The asteroid Vesta, as seen by the Dawn space probe. Vesta is the second largest asteroid in the Solar System. [Credit: NASA, JPL-Caltech, UCLA, MPS, DLR, IDA]

“Asteroid” is a general term for a lot of small bodies in the Solar System, from chunks of rock and rubble up to substantial, very planet-like objects. The second category includes Vesta, recently visited and studied by the Dawn spacecraft. Vesta has sort of a squashed shape, more like a bread roll than a sphere, but Dawn’s measurement of its gravity shows that the asteroid has a differentiated interior: a core, mantle, and crust, much like Earth, the Moon, and the other rocky planets. Vesta even has traces of water, a result that is growing less newsworthy with each discovery that water is incredibly common in the Solar System.

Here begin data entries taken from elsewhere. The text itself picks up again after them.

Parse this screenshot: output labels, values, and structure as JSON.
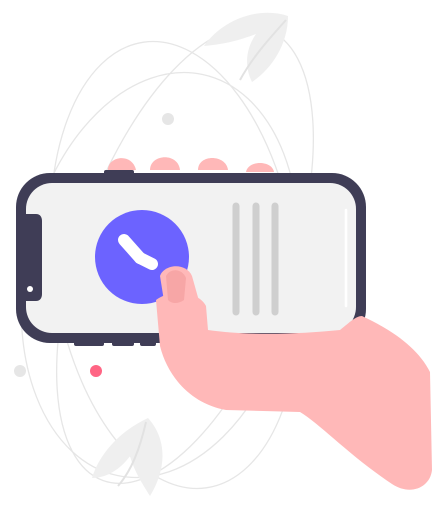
{
  "illustration": {
    "subject": "hand-holding-phone-with-clock-icon",
    "icons": {
      "clock": "clock-icon",
      "leaf_top": "leaf-icon",
      "leaf_bottom": "leaf-icon"
    },
    "colors": {
      "accent": "#6c63ff",
      "skin": "#ffb8b8",
      "skin_outline": "#f29a9a",
      "phone_frame": "#3f3d56",
      "screen": "#f2f2f2",
      "bars": "#cfcfcf",
      "decor": "#e6e6e6",
      "dot_red": "#ff6584"
    }
  }
}
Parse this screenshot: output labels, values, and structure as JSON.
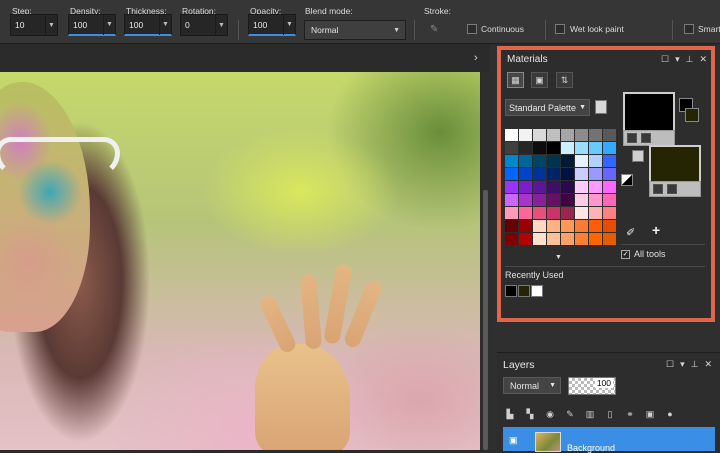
{
  "toolbar": {
    "step_label": "Step:",
    "step_value": "10",
    "density_label": "Density:",
    "density_value": "100",
    "thickness_label": "Thickness:",
    "thickness_value": "100",
    "rotation_label": "Rotation:",
    "rotation_value": "0",
    "opacity_label": "Opacity:",
    "opacity_value": "100",
    "blend_label": "Blend mode:",
    "blend_value": "Normal",
    "stroke_label": "Stroke:",
    "continuous_label": "Continuous",
    "wet_look_label": "Wet look paint",
    "smart_label": "Smart"
  },
  "materials": {
    "title": "Materials",
    "palette_label": "Standard Palette",
    "all_tools_label": "All tools",
    "all_tools_checked": true,
    "recently_used_label": "Recently Used",
    "foreground_color": "#000000",
    "background_color": "#252503",
    "swatches": [
      "#ffffff",
      "#f2f2f2",
      "#d9d9d9",
      "#bfbfbf",
      "#a6a6a6",
      "#8c8c8c",
      "#737373",
      "#595959",
      "#404040",
      "#262626",
      "#0d0d0d",
      "#000000",
      "#cceeff",
      "#99ddff",
      "#66ccff",
      "#33aaff",
      "#0088cc",
      "#006699",
      "#004466",
      "#00334d",
      "#001a33",
      "#e6f0ff",
      "#b3d1ff",
      "#3366ff",
      "#0066ff",
      "#0044cc",
      "#003399",
      "#002266",
      "#001144",
      "#ccccff",
      "#9999ff",
      "#6666ff",
      "#9933ff",
      "#7a1fcc",
      "#5c1799",
      "#3d0f66",
      "#2a0a4d",
      "#ffccff",
      "#ff99ff",
      "#ff66ff",
      "#cc66ff",
      "#aa33cc",
      "#882299",
      "#661166",
      "#440044",
      "#ffcce6",
      "#ff99cc",
      "#ff66b3",
      "#ff99bb",
      "#ff6699",
      "#e6507a",
      "#cc3366",
      "#99264d",
      "#ffe6e6",
      "#ffb3b3",
      "#ff8080",
      "#660000",
      "#990000",
      "#ffd9c2",
      "#ffb380",
      "#ff9955",
      "#ff7a33",
      "#ff5c0a",
      "#e64d00",
      "#800000",
      "#b30000",
      "#ffe0cc",
      "#ffc099",
      "#ffa066",
      "#ff8033",
      "#ff6600",
      "#e65c00"
    ],
    "recent": [
      "#000000",
      "#252503",
      "#ffffff"
    ]
  },
  "layers": {
    "title": "Layers",
    "blend_value": "Normal",
    "opacity_value": "100",
    "layer_name": "Background"
  },
  "colors": {
    "accent": "#3a8ee6",
    "highlight_border": "#e0664b"
  }
}
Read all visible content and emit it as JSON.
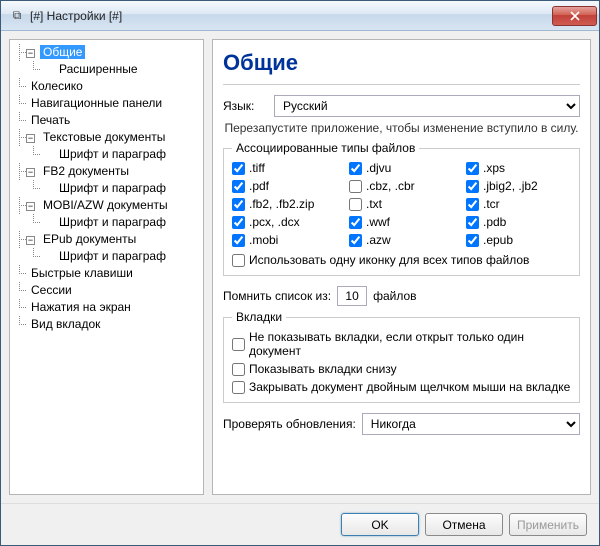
{
  "window": {
    "title": "[#] Настройки [#]"
  },
  "tree": {
    "n0": "Общие",
    "n0_0": "Расширенные",
    "n1": "Колесико",
    "n2": "Навигационные панели",
    "n3": "Печать",
    "n4": "Текстовые документы",
    "n4_0": "Шрифт и параграф",
    "n5": "FB2 документы",
    "n5_0": "Шрифт и параграф",
    "n6": "MOBI/AZW документы",
    "n6_0": "Шрифт и параграф",
    "n7": "EPub документы",
    "n7_0": "Шрифт и параграф",
    "n8": "Быстрые клавиши",
    "n9": "Сессии",
    "n10": "Нажатия на экран",
    "n11": "Вид вкладок"
  },
  "page": {
    "title": "Общие",
    "lang_label": "Язык:",
    "lang_value": "Русский",
    "restart_hint": "Перезапустите приложение, чтобы изменение вступило в силу.",
    "assoc_legend": "Ассоциированные типы файлов",
    "ft": {
      "tiff": ".tiff",
      "djvu": ".djvu",
      "xps": ".xps",
      "pdf": ".pdf",
      "cbz": ".cbz, .cbr",
      "jbig2": ".jbig2, .jb2",
      "fb2": ".fb2, .fb2.zip",
      "txt": ".txt",
      "tcr": ".tcr",
      "pcx": ".pcx, .dcx",
      "wwf": ".wwf",
      "pdb": ".pdb",
      "mobi": ".mobi",
      "azw": ".azw",
      "epub": ".epub"
    },
    "one_icon": "Использовать одну иконку для всех типов файлов",
    "remember_prefix": "Помнить список из:",
    "remember_value": "10",
    "remember_suffix": "файлов",
    "tabs_legend": "Вкладки",
    "tab_hide_single": "Не показывать вкладки, если открыт только один документ",
    "tab_bottom": "Показывать вкладки снизу",
    "tab_dblclose": "Закрывать документ двойным щелчком мыши на вкладке",
    "updates_label": "Проверять обновления:",
    "updates_value": "Никогда"
  },
  "buttons": {
    "ok": "OK",
    "cancel": "Отмена",
    "apply": "Применить"
  }
}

Possibly the most famous asteroid, though, isn’t a real object. It’s the asteroid B-612, the dwelling place of the Little Prince in the mystical children’s book by French aviator Antoine de Saint-Exupéry. (OK, maybe the asteroids in The Empire Strikes Back are more famous, but none of them were named in the movie.) For my birthday in 2012, I wrote a little post about the science of the Little Prince’s asteroid, and just learned last week that the essay won a spot in the Open Lab anthology of the best science writing online!

Asteroid B-612 also gave its name to the B612 Foundation, an organization dedicated to finding asteroids that are potentially dangerous to Earth. While there’s no cause to panic, we know that big chunks of space rock have hit Earth in the past, and will do so again in the future. Locating and tracking asteroids that could possibly prove risky is an important job, one which we all should support.

Real asteroids may not be as poetic as B-612, but they are nevertheless beautiful objects in their way. We know there are billions of planets in the Milky Way, and studying asteroids is one way we can learn how those planets — including ours — came to be.

Si tu aimes un fleur qui se trouve dans une étoile, c’est doux, la nuit, de regarder le ciel. Toutes les étoiles sont fleuries. (If you love a flower found on a star, it is sweet at night to look at the heavens. All the stars are blooming.)